Minggu, 19 Juni 2016

Jurnal Harian: Memahami Genre Tragedi

Kemarin setelah shalat jumat, ngobrol-ngobrol soal ide cerita, temen kosan bertanya mengenai genre dan eksekusi cerita, kenapa ceritanya memakai unsur tragedi? Bukannya cerita harus mampu menyenangkan diri seseorang?

Saya pikir acuan kita untuk memahami cerita tragedi harus kembali pada kisah tragedi greeks, terutama dengan acuan The Poetics Aristotle dalam ulasannya tentang Katharsis. Pernyataan ini mengacu pada apa point dari tragedi itu sendiri, yang selalu menjadi pakem dari kisah-kisah yunani dimana tokoh utamanya mengalami Peripeteia, atau perubahan nasib dari hebat menjadi menyedihkan. Genre Tragedi mengingatkan bahwa kesalahan kecil ataupun sesuatu yang kita tidak duga mampu menghancurkan hidup menjadi berantakan, dalam hal ini tragedi bermain dalam lingkup nyata bahwa hal buruk sangat bisa terjadi pada semua orang, bahkan pada diri kita sendiri.
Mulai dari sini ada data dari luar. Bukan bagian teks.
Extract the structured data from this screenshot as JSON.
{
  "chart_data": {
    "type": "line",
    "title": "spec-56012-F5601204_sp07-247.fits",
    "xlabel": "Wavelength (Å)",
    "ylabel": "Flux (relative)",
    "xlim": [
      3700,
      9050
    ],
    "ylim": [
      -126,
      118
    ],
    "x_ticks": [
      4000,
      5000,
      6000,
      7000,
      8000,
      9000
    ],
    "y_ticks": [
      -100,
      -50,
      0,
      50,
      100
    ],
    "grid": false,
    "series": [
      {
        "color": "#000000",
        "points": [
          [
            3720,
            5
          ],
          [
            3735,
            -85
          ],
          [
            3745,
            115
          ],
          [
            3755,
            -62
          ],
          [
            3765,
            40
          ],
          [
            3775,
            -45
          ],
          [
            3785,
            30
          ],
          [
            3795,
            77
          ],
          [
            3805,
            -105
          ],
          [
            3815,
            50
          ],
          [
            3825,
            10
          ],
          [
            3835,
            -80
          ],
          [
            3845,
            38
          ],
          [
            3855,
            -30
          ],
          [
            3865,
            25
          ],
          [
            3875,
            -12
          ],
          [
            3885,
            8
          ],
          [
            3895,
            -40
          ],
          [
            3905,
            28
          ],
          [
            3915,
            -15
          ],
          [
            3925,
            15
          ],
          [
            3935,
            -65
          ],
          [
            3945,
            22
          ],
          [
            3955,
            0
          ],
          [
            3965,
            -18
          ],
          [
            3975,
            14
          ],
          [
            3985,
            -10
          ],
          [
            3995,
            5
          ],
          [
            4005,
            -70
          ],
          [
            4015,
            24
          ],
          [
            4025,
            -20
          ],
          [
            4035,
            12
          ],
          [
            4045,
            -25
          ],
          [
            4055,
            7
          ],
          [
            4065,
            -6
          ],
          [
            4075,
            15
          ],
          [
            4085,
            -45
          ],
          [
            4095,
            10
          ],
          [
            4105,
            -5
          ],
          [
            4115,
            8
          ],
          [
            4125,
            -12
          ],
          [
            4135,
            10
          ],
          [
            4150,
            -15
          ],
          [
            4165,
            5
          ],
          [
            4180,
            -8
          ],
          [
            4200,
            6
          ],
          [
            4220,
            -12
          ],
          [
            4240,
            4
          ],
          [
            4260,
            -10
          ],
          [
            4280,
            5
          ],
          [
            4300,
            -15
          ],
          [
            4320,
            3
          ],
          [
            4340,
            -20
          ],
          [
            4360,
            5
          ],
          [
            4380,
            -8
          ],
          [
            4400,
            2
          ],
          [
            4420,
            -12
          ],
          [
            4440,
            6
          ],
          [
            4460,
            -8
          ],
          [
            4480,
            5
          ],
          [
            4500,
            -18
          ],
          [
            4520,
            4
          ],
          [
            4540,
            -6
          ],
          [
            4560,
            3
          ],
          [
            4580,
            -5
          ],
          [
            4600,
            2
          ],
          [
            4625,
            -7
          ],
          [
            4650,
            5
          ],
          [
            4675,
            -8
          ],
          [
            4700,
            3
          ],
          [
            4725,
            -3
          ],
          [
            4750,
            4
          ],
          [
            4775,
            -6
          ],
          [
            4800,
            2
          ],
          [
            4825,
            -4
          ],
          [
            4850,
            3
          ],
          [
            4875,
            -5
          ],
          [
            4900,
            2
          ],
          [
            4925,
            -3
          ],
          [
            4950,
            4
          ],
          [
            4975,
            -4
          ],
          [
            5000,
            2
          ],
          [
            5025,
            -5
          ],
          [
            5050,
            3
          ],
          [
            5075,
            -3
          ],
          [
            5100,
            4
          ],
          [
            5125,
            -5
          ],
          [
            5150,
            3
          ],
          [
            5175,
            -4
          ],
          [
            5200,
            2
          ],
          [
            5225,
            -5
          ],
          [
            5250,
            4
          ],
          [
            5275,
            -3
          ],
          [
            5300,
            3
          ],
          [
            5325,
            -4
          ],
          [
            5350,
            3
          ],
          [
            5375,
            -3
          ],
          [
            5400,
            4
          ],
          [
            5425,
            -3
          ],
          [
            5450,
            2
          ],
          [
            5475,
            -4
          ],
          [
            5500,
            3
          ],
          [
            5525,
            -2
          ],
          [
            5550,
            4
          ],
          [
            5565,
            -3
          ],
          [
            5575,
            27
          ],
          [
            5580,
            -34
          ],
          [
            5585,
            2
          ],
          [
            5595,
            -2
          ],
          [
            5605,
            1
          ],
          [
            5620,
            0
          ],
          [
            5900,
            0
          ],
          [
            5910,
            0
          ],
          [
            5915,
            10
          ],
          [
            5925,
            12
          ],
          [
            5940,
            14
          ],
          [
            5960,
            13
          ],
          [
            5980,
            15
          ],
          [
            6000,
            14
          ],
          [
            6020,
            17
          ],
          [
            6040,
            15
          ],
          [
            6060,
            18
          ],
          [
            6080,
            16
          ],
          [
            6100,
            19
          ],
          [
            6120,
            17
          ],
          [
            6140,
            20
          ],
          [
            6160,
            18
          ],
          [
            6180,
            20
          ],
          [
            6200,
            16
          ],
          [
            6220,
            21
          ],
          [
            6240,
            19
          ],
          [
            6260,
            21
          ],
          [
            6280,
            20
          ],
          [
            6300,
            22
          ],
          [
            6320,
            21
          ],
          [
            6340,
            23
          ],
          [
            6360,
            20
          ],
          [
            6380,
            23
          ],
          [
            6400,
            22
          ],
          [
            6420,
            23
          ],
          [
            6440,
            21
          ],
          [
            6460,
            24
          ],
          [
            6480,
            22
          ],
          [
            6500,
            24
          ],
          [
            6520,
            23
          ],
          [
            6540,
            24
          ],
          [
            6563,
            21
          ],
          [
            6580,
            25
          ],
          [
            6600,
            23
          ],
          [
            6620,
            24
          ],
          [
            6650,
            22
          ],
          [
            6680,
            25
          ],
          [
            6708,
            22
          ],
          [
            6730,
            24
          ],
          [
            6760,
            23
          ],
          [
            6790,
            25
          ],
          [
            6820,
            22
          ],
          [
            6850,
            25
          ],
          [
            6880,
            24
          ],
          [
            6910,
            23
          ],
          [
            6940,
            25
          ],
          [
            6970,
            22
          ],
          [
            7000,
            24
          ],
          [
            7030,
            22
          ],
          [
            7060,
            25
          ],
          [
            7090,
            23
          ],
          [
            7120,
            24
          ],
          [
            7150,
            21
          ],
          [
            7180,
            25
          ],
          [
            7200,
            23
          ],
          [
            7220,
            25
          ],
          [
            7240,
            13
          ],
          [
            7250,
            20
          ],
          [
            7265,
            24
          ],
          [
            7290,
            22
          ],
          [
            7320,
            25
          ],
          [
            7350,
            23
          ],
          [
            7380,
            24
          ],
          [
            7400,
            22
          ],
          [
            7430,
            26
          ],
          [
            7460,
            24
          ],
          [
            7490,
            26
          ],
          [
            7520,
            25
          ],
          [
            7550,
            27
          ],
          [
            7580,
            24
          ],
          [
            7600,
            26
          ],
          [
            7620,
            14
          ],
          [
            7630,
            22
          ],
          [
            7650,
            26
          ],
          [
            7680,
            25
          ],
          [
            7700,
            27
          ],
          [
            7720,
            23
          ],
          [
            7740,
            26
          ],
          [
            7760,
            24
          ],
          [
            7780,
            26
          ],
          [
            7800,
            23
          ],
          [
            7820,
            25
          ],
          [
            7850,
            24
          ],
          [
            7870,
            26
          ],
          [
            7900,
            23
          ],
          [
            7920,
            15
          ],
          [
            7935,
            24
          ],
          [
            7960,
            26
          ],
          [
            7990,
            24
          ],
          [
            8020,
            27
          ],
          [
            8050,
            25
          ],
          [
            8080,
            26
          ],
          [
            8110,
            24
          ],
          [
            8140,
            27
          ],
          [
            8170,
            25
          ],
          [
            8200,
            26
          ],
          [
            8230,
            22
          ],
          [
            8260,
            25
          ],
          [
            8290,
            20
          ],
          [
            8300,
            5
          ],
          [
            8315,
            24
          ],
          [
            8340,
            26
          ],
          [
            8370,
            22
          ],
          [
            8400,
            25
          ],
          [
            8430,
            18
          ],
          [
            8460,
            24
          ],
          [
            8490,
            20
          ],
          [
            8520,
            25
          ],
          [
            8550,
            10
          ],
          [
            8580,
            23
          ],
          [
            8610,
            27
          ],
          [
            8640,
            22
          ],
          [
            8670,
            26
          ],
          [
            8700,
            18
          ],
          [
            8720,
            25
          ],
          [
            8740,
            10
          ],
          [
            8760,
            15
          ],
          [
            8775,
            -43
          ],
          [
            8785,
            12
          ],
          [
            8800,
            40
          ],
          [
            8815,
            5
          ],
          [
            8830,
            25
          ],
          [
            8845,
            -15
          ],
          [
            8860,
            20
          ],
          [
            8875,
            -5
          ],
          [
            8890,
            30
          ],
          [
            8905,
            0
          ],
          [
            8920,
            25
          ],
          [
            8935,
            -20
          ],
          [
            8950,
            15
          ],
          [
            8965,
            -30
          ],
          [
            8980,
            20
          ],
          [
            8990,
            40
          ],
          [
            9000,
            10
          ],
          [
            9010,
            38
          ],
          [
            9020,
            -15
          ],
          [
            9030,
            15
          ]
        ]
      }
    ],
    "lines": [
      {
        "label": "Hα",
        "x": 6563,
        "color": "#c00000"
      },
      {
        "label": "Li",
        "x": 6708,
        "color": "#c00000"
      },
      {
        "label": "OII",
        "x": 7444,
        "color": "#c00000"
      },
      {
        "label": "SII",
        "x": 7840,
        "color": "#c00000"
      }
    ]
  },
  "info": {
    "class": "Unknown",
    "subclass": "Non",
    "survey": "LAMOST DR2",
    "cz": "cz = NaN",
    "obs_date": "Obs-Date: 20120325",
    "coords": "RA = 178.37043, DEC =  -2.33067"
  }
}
Manusia yang jarang melihat ini dan selalu terjebak dalam kisah-kisah utopis untuk terjaga dalam delusi yang menurut saya nantinya akan cenderung berhati keras, susah untuk berempati, dan berlebihan dalam ketakutannya atau tidak cukup dalam merasa takut ketika dihadapkan dalam masalah. Dengan mengingat kisah tragedi dalam keseharian dan merenungkannya, kita akan melihat lebih jelas dalam permasalahan hidup, menyadarkan diri kita tentang fakta kehidupan yang pahit, dan utamanya, melatih rasa empati dan rasa kasih ketika melihat sesamanya mengalami celaka dalam hidupnya.

Terakhir diskusi saya bilang tidak semua penulis menaruh tragedi untuk tujuan yang sama, beberapa hanya untuk sekedar storytelling yang menarik (semacam shock value) dan saya tidak bisa salahkan juga, karena tragedi kadang mampu menyenangkan pembaca bukan? Setidaknya selama masih ada masalah yang menarik, diikuti eksekusi yang bagus dan konklusi yang memuaskan.

Mengingat hal yang sudah saya tulis diatas, genre tragedi saya pikir adalah bacaan penting yang setidaknya bisa dijadikan selingan dari novel-novel ringan yang jadi makanan kita sehari-sehari. Buku harus bisa menjadi bentuk terapi diri, dia juga harus bisa membawa pembacanya dalam kedewasaan, membimbing pembaca ke suatu tempat tujuan yang jarang orang-orang sampai padanya, karenanya kita harus pintar-pintar memilih bacaan (mungkin juga dalam menulis).

"Cerita tentang kesenangan selalu tidak menarik. Itu bukan cerita tentang manusia dan kehidupannya , tapi tentang surga, dan jelas tidak terjadi di atas bumi kita ini." - P.A Toer, Bumi Manusia.